=Paper=
{{Paper
|id=Vol-1675/paper10
|storemode=property
|title=CISL - Core Insurance Service Layer
|pdfUrl=https://ceur-ws.org/Vol-1675/paper10.pdf
|volume=Vol-1675
|authors=Michael Ilger,Michael Halwax
|dblpUrl=https://dblp.org/rec/conf/staf/IlgerH16
}}
==CISL - Core Insurance Service Layer==
https://ceur-ws.org/Vol-1675/paper10.pdf
CISL - Core Insurance Service Layer
Michael Ilger and Michael Halwax
AMOS Austria, 1140 Wien, AUSTRIA,
WWW home page: https://www.allianz.at
Abstract. Core Insurance Service Layer (CISL) is a project to create
a common but extensible service layer catalog for insurance processes.
It follows the REST principles to define services and a datamodel which
are exposed by new or existing insurance backends and that can easily
be consumed by front end applications. The project provides a REST
Meta-Model and tools to facilitate the adaption of CISL and the reuse
across organizational units within Allianz.
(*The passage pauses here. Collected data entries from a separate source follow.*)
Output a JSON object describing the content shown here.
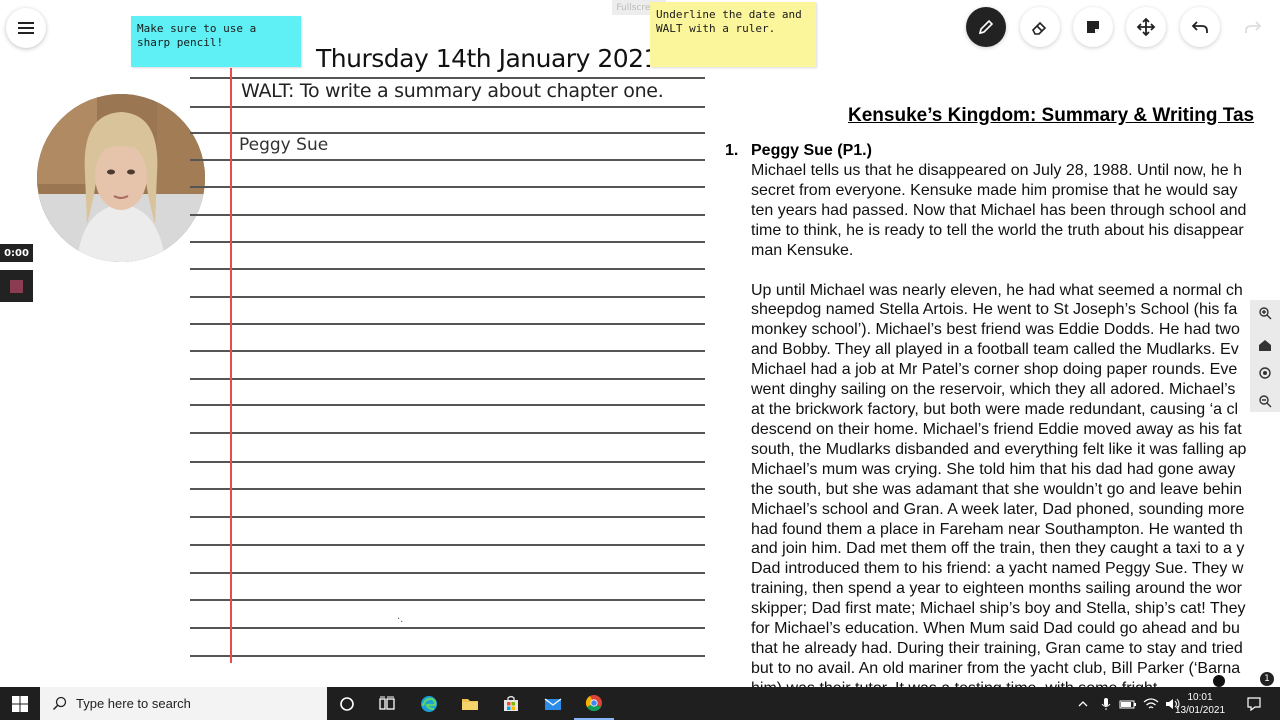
{
  "header": {
    "date_title": "Thursday 14th January 2021",
    "walt": "WALT: To write a summary about chapter one.",
    "subheading": "Peggy Sue",
    "fullscreen_label": "Fullscreen"
  },
  "sticky_notes": [
    {
      "text": "Make sure to use a sharp pencil!",
      "color": "#5ff0f5"
    },
    {
      "text": "Underline the date and WALT with a ruler.",
      "color": "#fbf69c"
    }
  ],
  "recording": {
    "timer": "0:00",
    "stop_color": "#8b3b52"
  },
  "toolbar": {
    "tools": [
      "pen-icon",
      "eraser-icon",
      "sticky-note-icon",
      "move-icon",
      "undo-icon",
      "redo-icon"
    ],
    "active": "pen-icon"
  },
  "paper": {
    "margin_color": "#e84c4c",
    "stray_mark": "·."
  },
  "document": {
    "title": "Kensuke’s Kingdom: Summary & Writing Tas",
    "section_number": "1.",
    "section_title": "Peggy Sue (P1.)",
    "lines": [
      "Michael tells us that he disappeared on July 28, 1988. Until now, he h",
      "secret from everyone.  Kensuke made him promise that he would say",
      "ten years had passed. Now that Michael has been through school and",
      "time to think, he is ready to tell the world the truth about his disappear",
      "man Kensuke.",
      "",
      "Up until Michael was nearly eleven, he had what seemed a normal ch",
      "sheepdog named Stella Artois. He went to St Joseph’s School (his fa",
      "monkey school’). Michael’s best friend was Eddie Dodds. He had two",
      "and Bobby. They all played in a football team called the Mudlarks. Ev",
      "Michael had a job at Mr Patel’s corner shop doing paper rounds. Eve",
      "went dinghy sailing on the reservoir, which they all adored. Michael’s",
      "at the brickwork factory, but both were made redundant, causing ‘a cl",
      "descend on their home. Michael’s friend Eddie moved away as his fat",
      "south, the Mudlarks disbanded and everything felt like it was falling ap",
      "Michael’s mum was crying. She told him that his dad had gone away",
      "the south, but she was adamant that she wouldn’t go and leave behin",
      "Michael’s school and Gran. A week later, Dad phoned, sounding more",
      "had found them a place in Fareham near Southampton. He wanted th",
      "and join him. Dad met them off the train, then they caught a taxi to a y",
      "Dad introduced them to his friend: a yacht named Peggy Sue. They w",
      "training, then spend a year to eighteen months sailing around the wor",
      "skipper; Dad first mate; Michael ship’s boy and Stella, ship’s cat! They",
      "for Michael’s education. When Mum said Dad could go ahead and bu",
      "that he already had. During their training, Gran came to stay and tried",
      "but to no avail. An old mariner from the yacht club, Bill Parker (‘Barna",
      "him) was their tutor. It was a testing time, with some fright"
    ]
  },
  "zoom_controls": [
    "zoom-in-icon",
    "home-icon",
    "locate-icon",
    "zoom-out-icon"
  ],
  "taskbar": {
    "search_placeholder": "Type here to search",
    "apps": [
      "cortana-icon",
      "task-view-icon",
      "edge-icon",
      "file-explorer-icon",
      "store-icon",
      "mail-icon",
      "chrome-icon"
    ],
    "time": "10:01",
    "date": "13/01/2021",
    "notification_count": "1"
  }
}
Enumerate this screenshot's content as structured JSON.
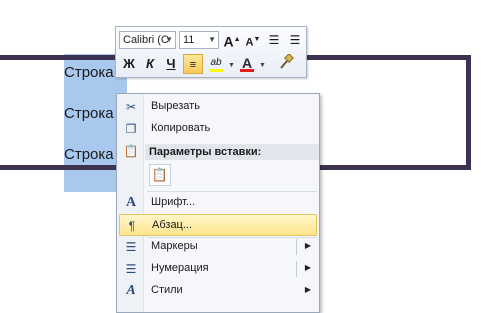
{
  "document": {
    "lines": [
      "Строка",
      "Строка",
      "Строка"
    ]
  },
  "mini_toolbar": {
    "font_name": "Calibri (С",
    "font_size": "11",
    "buttons": {
      "grow_font": "A",
      "shrink_font": "A",
      "bold": "Ж",
      "italic": "К",
      "underline": "Ч",
      "highlight": "ab",
      "font_color": "A"
    }
  },
  "context_menu": {
    "items": {
      "cut": "Вырезать",
      "copy": "Копировать",
      "paste_header": "Параметры вставки:",
      "font": "Шрифт...",
      "paragraph": "Абзац...",
      "bullets": "Маркеры",
      "numbering": "Нумерация",
      "styles": "Стили"
    }
  },
  "colors": {
    "selection": "#a9c8ee",
    "frame": "#3d3350",
    "hover": "#fde58d",
    "font_color_bar": "#e31c1c",
    "highlight_bar": "#ffff00"
  }
}
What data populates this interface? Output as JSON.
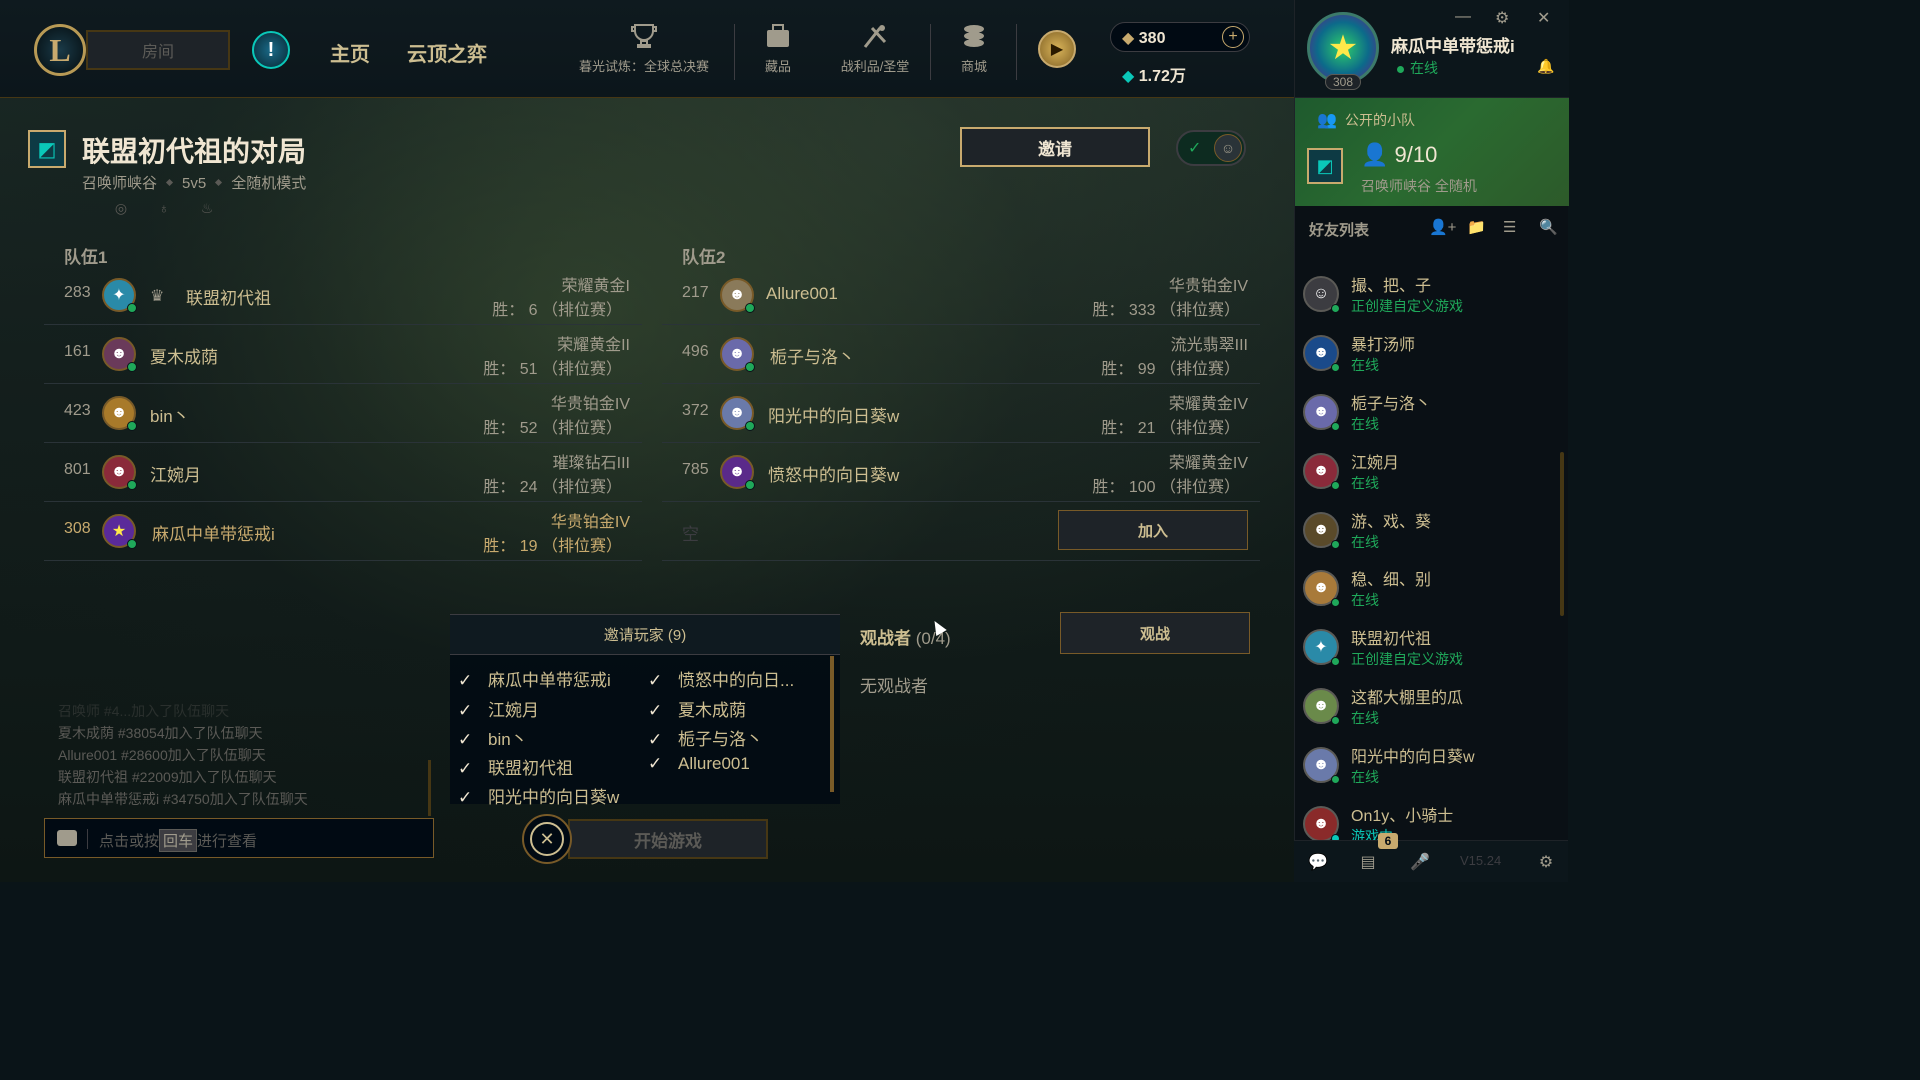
{
  "nav": {
    "room": "房间",
    "home": "主页",
    "tft": "云顶之弈",
    "items": [
      {
        "label": "暮光试炼：全球总决赛",
        "icon": "trophy-icon"
      },
      {
        "label": "藏品",
        "icon": "collection-icon"
      },
      {
        "label": "战利品/圣堂",
        "icon": "loot-icon"
      },
      {
        "label": "商城",
        "icon": "store-icon"
      }
    ],
    "rp": "380",
    "blue_essence": "1.72万"
  },
  "lobby": {
    "title": "联盟初代祖的对局",
    "map": "召唤师峡谷",
    "size": "5v5",
    "mode": "全随机模式",
    "invite_label": "邀请"
  },
  "teams": [
    {
      "label": "队伍1",
      "members": [
        {
          "level": "283",
          "name": "联盟初代祖",
          "rank": "荣耀黄金I",
          "wins": "胜：  6  （排位赛）",
          "owner": true,
          "avatar_color": "#2a8aa8",
          "me": false
        },
        {
          "level": "161",
          "name": "夏木成荫",
          "rank": "荣耀黄金II",
          "wins": "胜：  51  （排位赛）",
          "owner": false,
          "avatar_color": "#6a3a5a",
          "me": false
        },
        {
          "level": "423",
          "name": "bin丶",
          "rank": "华贵铂金IV",
          "wins": "胜：  52  （排位赛）",
          "owner": false,
          "avatar_color": "#a87a2a",
          "me": false
        },
        {
          "level": "801",
          "name": "江婉月",
          "rank": "璀璨钻石III",
          "wins": "胜：  24  （排位赛）",
          "owner": false,
          "avatar_color": "#8a2a3a",
          "me": false
        },
        {
          "level": "308",
          "name": "麻瓜中单带惩戒i",
          "rank": "华贵铂金IV",
          "wins": "胜：  19  （排位赛）",
          "owner": false,
          "avatar_color": "#5a2a9a",
          "me": true
        }
      ]
    },
    {
      "label": "队伍2",
      "members": [
        {
          "level": "217",
          "name": "Allure001",
          "rank": "华贵铂金IV",
          "wins": "胜：  333  （排位赛）",
          "avatar_color": "#8a7a5a"
        },
        {
          "level": "496",
          "name": "栀子与洛丶",
          "rank": "流光翡翠III",
          "wins": "胜：  99  （排位赛）",
          "avatar_color": "#6a6aaa"
        },
        {
          "level": "372",
          "name": "阳光中的向日葵w",
          "rank": "荣耀黄金IV",
          "wins": "胜：  21  （排位赛）",
          "avatar_color": "#6a7aaa"
        },
        {
          "level": "785",
          "name": "愤怒中的向日葵w",
          "rank": "荣耀黄金IV",
          "wins": "胜：  100  （排位赛）",
          "avatar_color": "#5a2a8a"
        }
      ],
      "empty_label": "空",
      "join_label": "加入"
    }
  ],
  "chat": {
    "faded_line": "召唤师 #4...加入了队伍聊天",
    "lines": [
      "夏木成荫 #38054加入了队伍聊天",
      "Allure001 #28600加入了队伍聊天",
      "联盟初代祖 #22009加入了队伍聊天",
      "麻瓜中单带惩戒i #34750加入了队伍聊天"
    ],
    "placeholder_pre": "点击或按",
    "placeholder_key": "回车",
    "placeholder_post": "进行查看"
  },
  "invite_panel": {
    "title": "邀请玩家 (9)",
    "left": [
      "麻瓜中单带惩戒i",
      "江婉月",
      "bin丶",
      "联盟初代祖",
      "阳光中的向日葵w"
    ],
    "right": [
      "愤怒中的向日...",
      "夏木成荫",
      "栀子与洛丶",
      "Allure001"
    ]
  },
  "start_label": "开始游戏",
  "spectators": {
    "label": "观战者",
    "count": "(0/4)",
    "button": "观战",
    "none": "无观战者"
  },
  "profile": {
    "name": "麻瓜中单带惩戒i",
    "status": "在线",
    "level": "308"
  },
  "party": {
    "header": "公开的小队",
    "count": "9/10",
    "mode": "召唤师峡谷 全随机"
  },
  "friends": {
    "header": "好友列表",
    "list": [
      {
        "name": "撮、把、子",
        "status": "正创建自定义游戏",
        "color": "#3c3c41",
        "ingame": false
      },
      {
        "name": "暴打汤师",
        "status": "在线",
        "color": "#1a4a8a",
        "ingame": false
      },
      {
        "name": "栀子与洛丶",
        "status": "在线",
        "color": "#6a6aaa",
        "ingame": false
      },
      {
        "name": "江婉月",
        "status": "在线",
        "color": "#8a2a3a",
        "ingame": false
      },
      {
        "name": "游、戏、葵",
        "status": "在线",
        "color": "#5a4a2a",
        "ingame": false
      },
      {
        "name": "稳、细、别",
        "status": "在线",
        "color": "#a87a3a",
        "ingame": false
      },
      {
        "name": "联盟初代祖",
        "status": "正创建自定义游戏",
        "color": "#2a8aa8",
        "ingame": false
      },
      {
        "name": "这都大棚里的瓜",
        "status": "在线",
        "color": "#6a8a4a",
        "ingame": false
      },
      {
        "name": "阳光中的向日葵w",
        "status": "在线",
        "color": "#6a7aaa",
        "ingame": false
      },
      {
        "name": "On1y、小骑士",
        "status": "游戏中",
        "color": "#8a2a2a",
        "ingame": true
      }
    ]
  },
  "bottom": {
    "badge": "6",
    "version": "V15.24"
  }
}
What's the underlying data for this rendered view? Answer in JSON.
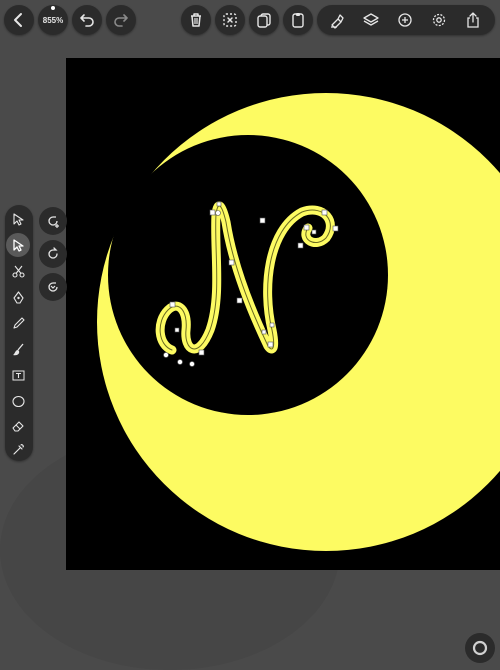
{
  "toolbar": {
    "zoom_label": "855%",
    "back": "chevron-left-icon",
    "undo": "undo-icon",
    "redo": "redo-icon",
    "actions": [
      "trash-icon",
      "deselect-icon",
      "duplicate-icon",
      "paste-icon"
    ],
    "right_group": [
      "style-icon",
      "layers-icon",
      "add-icon",
      "settings-icon",
      "share-icon"
    ]
  },
  "tools": [
    "select-arrow-icon",
    "direct-select-icon",
    "scissors-icon",
    "pen-icon",
    "pencil-icon",
    "brush-icon",
    "text-icon",
    "ellipse-icon",
    "eraser-icon",
    "eyedropper-icon"
  ],
  "active_tool": "direct-select-icon",
  "rotation_buttons": [
    "rotate-add-icon",
    "rotate-cw-icon",
    "rotate-reset-icon"
  ],
  "colors": {
    "accent_fill": "#fdfb62",
    "canvas_bg": "#000000",
    "ui_bg": "#4a4a4a",
    "button_bg": "#2b2b2b"
  }
}
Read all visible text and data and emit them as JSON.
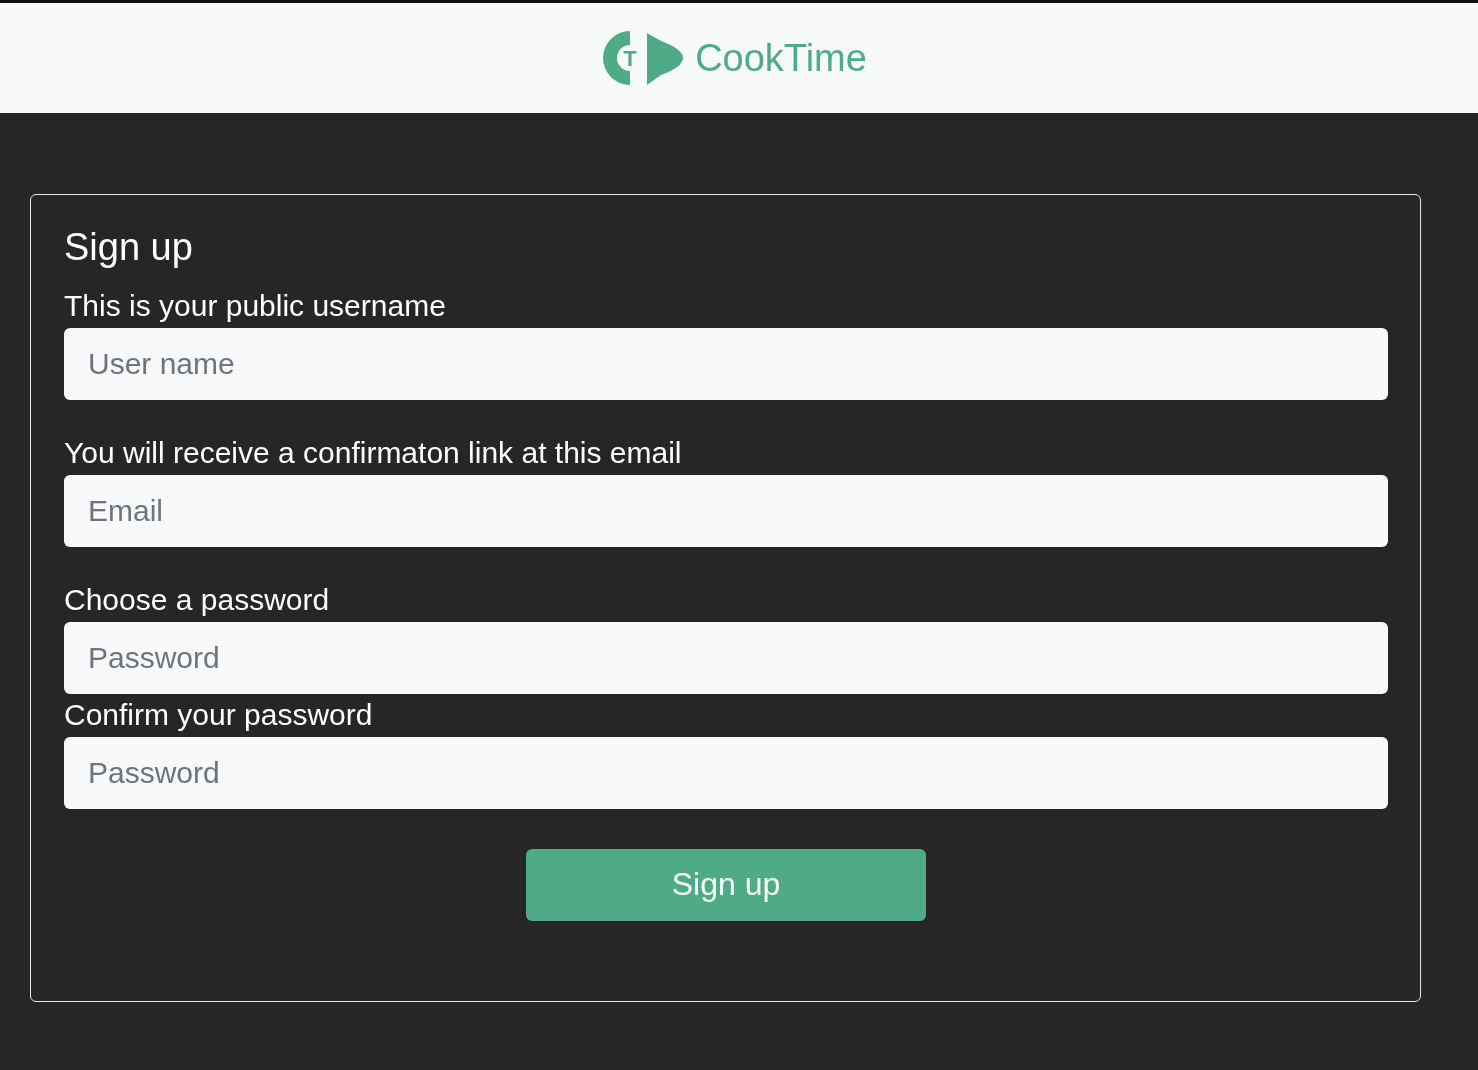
{
  "header": {
    "logo_letter": "T",
    "brand": "CookTime"
  },
  "form": {
    "title": "Sign up",
    "fields": [
      {
        "label": "This is your public username",
        "placeholder": "User name"
      },
      {
        "label": "You will receive a confirmaton link at this email",
        "placeholder": "Email"
      },
      {
        "label": "Choose a password",
        "placeholder": "Password"
      },
      {
        "label": "Confirm your password",
        "placeholder": "Password"
      }
    ],
    "submit": "Sign up"
  }
}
Keywords: API, REST, Insurance, Model
1 Introduction
Large corporation, such as Allianz Insurance, want to standardise processes,
software and infrastructure to benefit from synergies [11]. Allianz wants to give
customers continuity in the user interfaces they see and to enable sharing of
user interface components among different countries. To achieve this a project
to create an abstraction layer called Core Insurance Service Layer (CISL) was
initiated. The project has the goal to define reusable data objects and operations
focussed on the insurance world, while also offering concepts and tooling which
can be applied in other scenarios.
Unlike many other standards which are based on SOAP, this service layer uses
REST services. The idea behind this is to use some features which are important
aspects of HTTP and REST, therefore making the whole process more suitable
for the main goal: providing a fast and easy way to provide fresh user interfaces
to existing back end applications and scaling them out vertically.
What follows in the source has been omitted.